Puppet 2.7 Switches From GPL to Apache 2.0
Vagueness in the law means that people are afraid to ship GPL’d software with their commercial software.
Luke is the founder and CEO of Puppet Labs and the founder of the Puppet project. He helped kickstart the devops movement by preaching Infrastructure as Code, and he believes that computers should be used, not managed. He is married to a scientist and has identical twin daughters.
With Puppet 2.7, Puppet Labs announced they would be switching from the GPL to the Apache 2.0 license, to encourage a more widespread adoption of the Puppet systems management platform. In this interview, JAXenter speaks to Luke Kanies, CEO and a founder of Puppet Labs, on the decision to make this licensing change, and what else is new in the 2.7 release.
JAXenter: You recently announced that Puppet 2.7 will move to the Apache 2.0 license, in an attempt to increase adoption of Puppet. Why do you think some companies are uncomfortable with the GPL?
Luke Kanies: I think a lot of it has to do with how untested all of the open source licenses are under law – the definition of ‘linking’, which the GPL uses, is not at all tested, for instance, especially in the world of dynamic languages where we live. This means that a company literally can’t know if it’s in compliance, because the definition of compliance has not yet been tested under law.
If the law were clear, then any company could easily know if they were in compliance, but because it’s not, they have to make decisions based on fear, rather than on clear legal and rational decisions.
This vagueness in the law means that people are afraid to ship GPL’d software with their commercial software because they often don’t know if that triggers a requirement that their software also be open sourced. Open source works great for some companies and products, but not for all, and with the uncertain law, people prefer simpler decisions.
JAXenter: Why do you believe the Apache 2.0 license is more appealing to certain companies?
Luke: Essentially for the reasons stated above – it’s far lower risk to an organization, because there’s no chance it will result in them having to open source any of their own software, and it’s essentially impossible to be out of compliance with the license.
JAXenter: Can you tell us about Puppet Faces, which is now included as part of Puppet 2.7x?

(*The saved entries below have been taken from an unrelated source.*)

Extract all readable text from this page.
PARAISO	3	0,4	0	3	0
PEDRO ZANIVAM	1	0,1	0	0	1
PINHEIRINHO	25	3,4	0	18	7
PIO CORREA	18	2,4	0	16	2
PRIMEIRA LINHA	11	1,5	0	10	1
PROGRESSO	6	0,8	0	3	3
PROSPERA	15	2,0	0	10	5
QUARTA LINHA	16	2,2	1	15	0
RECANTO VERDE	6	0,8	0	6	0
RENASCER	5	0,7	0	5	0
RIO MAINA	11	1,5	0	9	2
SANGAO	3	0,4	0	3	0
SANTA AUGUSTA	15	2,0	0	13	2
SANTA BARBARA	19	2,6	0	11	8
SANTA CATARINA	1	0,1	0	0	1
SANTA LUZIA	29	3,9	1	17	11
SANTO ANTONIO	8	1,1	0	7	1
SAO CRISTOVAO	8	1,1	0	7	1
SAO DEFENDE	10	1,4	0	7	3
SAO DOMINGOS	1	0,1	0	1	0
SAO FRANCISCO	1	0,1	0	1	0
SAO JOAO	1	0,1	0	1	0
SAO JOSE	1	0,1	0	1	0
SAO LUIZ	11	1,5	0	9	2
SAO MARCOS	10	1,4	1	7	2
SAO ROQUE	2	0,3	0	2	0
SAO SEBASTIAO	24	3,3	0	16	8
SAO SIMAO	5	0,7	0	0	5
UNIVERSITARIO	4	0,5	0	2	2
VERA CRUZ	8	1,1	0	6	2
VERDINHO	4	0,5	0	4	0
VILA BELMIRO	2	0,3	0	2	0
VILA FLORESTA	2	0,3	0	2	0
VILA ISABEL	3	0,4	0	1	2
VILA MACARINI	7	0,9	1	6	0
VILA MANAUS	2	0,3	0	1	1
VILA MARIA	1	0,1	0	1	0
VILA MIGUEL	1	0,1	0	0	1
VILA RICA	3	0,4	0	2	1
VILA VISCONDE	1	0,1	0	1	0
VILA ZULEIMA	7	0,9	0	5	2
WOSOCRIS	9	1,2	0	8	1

Luke: Faces is two things – a framework for exposing, extending, and combining Puppet’s internal API in Ruby and on the CLI, and a large collection of faces that do this for all of the core aspects of the system.
It’s really about making it easy to build custom logic on top of Puppet capabilities. It’s always been easy to run Puppet in a couple of different modes, such as client/server and serverless, but Faces make it possible to create whole new modes that work particularly for your organization. Different groups have different constraints, such as compliance requirements, DMZs, and very slow WAN links, all of which can affect the Puppet architecture they need to implement.

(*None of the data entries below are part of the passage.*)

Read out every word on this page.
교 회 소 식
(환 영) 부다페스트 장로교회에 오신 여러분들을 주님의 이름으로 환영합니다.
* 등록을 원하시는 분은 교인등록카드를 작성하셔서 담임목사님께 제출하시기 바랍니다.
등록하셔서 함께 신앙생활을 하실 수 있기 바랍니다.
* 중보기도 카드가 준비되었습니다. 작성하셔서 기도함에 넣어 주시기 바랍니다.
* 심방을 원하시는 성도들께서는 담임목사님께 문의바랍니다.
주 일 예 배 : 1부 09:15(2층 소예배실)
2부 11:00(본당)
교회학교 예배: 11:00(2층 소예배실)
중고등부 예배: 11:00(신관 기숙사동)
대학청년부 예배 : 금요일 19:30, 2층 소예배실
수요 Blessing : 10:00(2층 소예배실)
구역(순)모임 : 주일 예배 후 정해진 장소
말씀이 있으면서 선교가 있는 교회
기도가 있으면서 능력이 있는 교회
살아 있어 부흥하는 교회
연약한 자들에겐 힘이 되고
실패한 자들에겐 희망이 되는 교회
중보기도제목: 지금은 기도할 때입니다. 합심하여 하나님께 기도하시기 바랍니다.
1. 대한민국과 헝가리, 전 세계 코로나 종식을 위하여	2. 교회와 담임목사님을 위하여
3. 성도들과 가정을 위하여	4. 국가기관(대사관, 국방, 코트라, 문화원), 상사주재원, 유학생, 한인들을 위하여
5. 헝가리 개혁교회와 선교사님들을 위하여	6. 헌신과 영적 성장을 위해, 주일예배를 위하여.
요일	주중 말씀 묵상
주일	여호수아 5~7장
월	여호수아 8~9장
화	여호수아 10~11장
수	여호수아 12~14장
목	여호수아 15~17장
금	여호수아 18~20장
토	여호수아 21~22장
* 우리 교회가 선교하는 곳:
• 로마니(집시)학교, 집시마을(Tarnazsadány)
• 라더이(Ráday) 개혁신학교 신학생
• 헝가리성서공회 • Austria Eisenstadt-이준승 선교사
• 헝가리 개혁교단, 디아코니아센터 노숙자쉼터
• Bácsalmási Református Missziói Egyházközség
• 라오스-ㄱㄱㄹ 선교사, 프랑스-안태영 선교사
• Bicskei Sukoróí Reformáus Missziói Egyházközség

Faces gives them the flexibility to build their own architecture if needed, and if not, you get the same functionality we’ve had all along, but in a more easily understood form because it’s all built on top of this simple API.

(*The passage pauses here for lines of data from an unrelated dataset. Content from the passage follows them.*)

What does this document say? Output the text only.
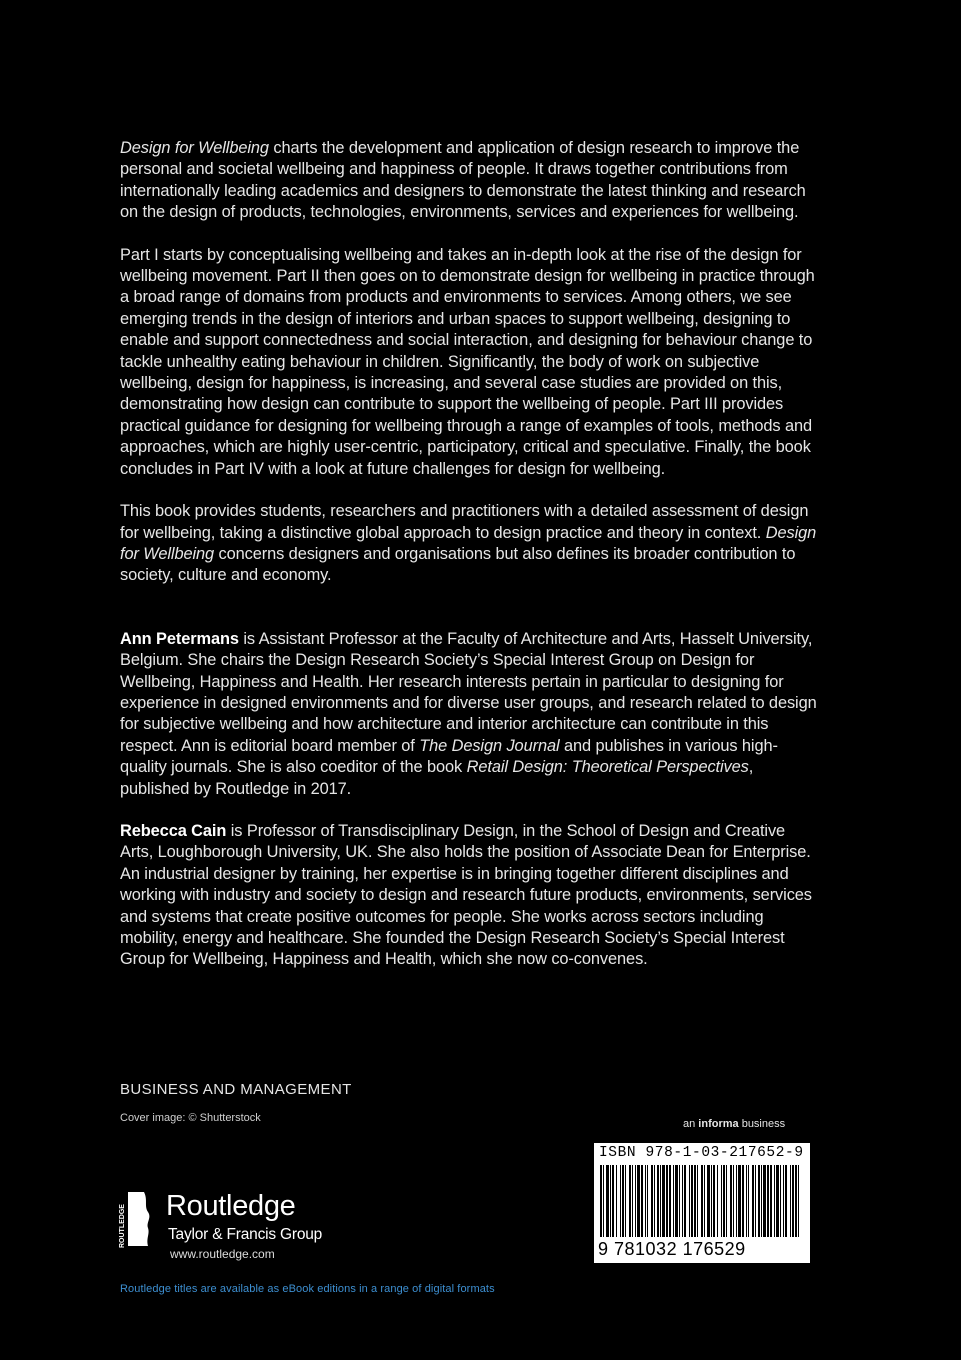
Design for Wellbeing charts the development and application of design research to improve the personal and societal wellbeing and happiness of people. It draws together contributions from internationally leading academics and designers to demonstrate the latest thinking and research on the design of products, technologies, environments, services and experiences for wellbeing.

Part I starts by conceptualising wellbeing and takes an in-depth look at the rise of the design for wellbeing movement. Part II then goes on to demonstrate design for wellbeing in practice through a broad range of domains from products and environments to services. Among others, we see emerging trends in the design of interiors and urban spaces to support wellbeing, designing to enable and support connectedness and social interaction, and designing for behaviour change to tackle unhealthy eating behaviour in children. Significantly, the body of work on subjective wellbeing, design for happiness, is increasing, and several case studies are provided on this, demonstrating how design can contribute to support the wellbeing of people. Part III provides practical guidance for designing for wellbeing through a range of examples of tools, methods and approaches, which are highly user-centric, participatory, critical and speculative. Finally, the book concludes in Part IV with a look at future challenges for design for wellbeing.

This book provides students, researchers and practitioners with a detailed assessment of design for wellbeing, taking a distinctive global approach to design practice and theory in context. Design for Wellbeing concerns designers and organisations but also defines its broader contribution to society, culture and economy.

Ann Petermans is Assistant Professor at the Faculty of Architecture and Arts, Hasselt University, Belgium. She chairs the Design Research Society’s Special Interest Group on Design for Wellbeing, Happiness and Health. Her research interests pertain in particular to designing for experience in designed environments and for diverse user groups, and research related to design for subjective wellbeing and how architecture and interior architecture can contribute in this respect. Ann is editorial board member of The Design Journal and publishes in various high-quality journals. She is also coeditor of the book Retail Design: Theoretical Perspectives, published by Routledge in 2017.

Rebecca Cain is Professor of Transdisciplinary Design, in the School of Design and Creative Arts, Loughborough University, UK. She also holds the position of Associate Dean for Enterprise. An industrial designer by training, her expertise is in bringing together different disciplines and working with industry and society to design and research future products, environments, services and systems that create positive outcomes for people. She works across sectors including mobility, energy and healthcare. She founded the Design Research Society’s Special Interest Group for Wellbeing, Happiness and Health, which she now co-convenes.

BUSINESS AND MANAGEMENT
Cover image: © Shutterstock	an informa business
ISBN 978-1-03-217652-9
9 781032 176529
ROUTLEDGE Routledge
Taylor & Francis Group
www.routledge.com
Routledge titles are available as eBook editions in a range of digital formats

JAXenter: What else is new in Puppet 2.7?
Luke Kanies: Other than Faces and the license change, 2.7 had a lot of internal work done in preparation for big features in our next release, but we’ve also included some other significant features. For instance, Puppet can now manage network devices. The version in 2.7 only supports Cisco devices, but given how extensible Puppet is, we expect to see many other device types supported soon. We’re also now fully compatible with Ruby 1.9.2, which should make a big difference in speed to many people.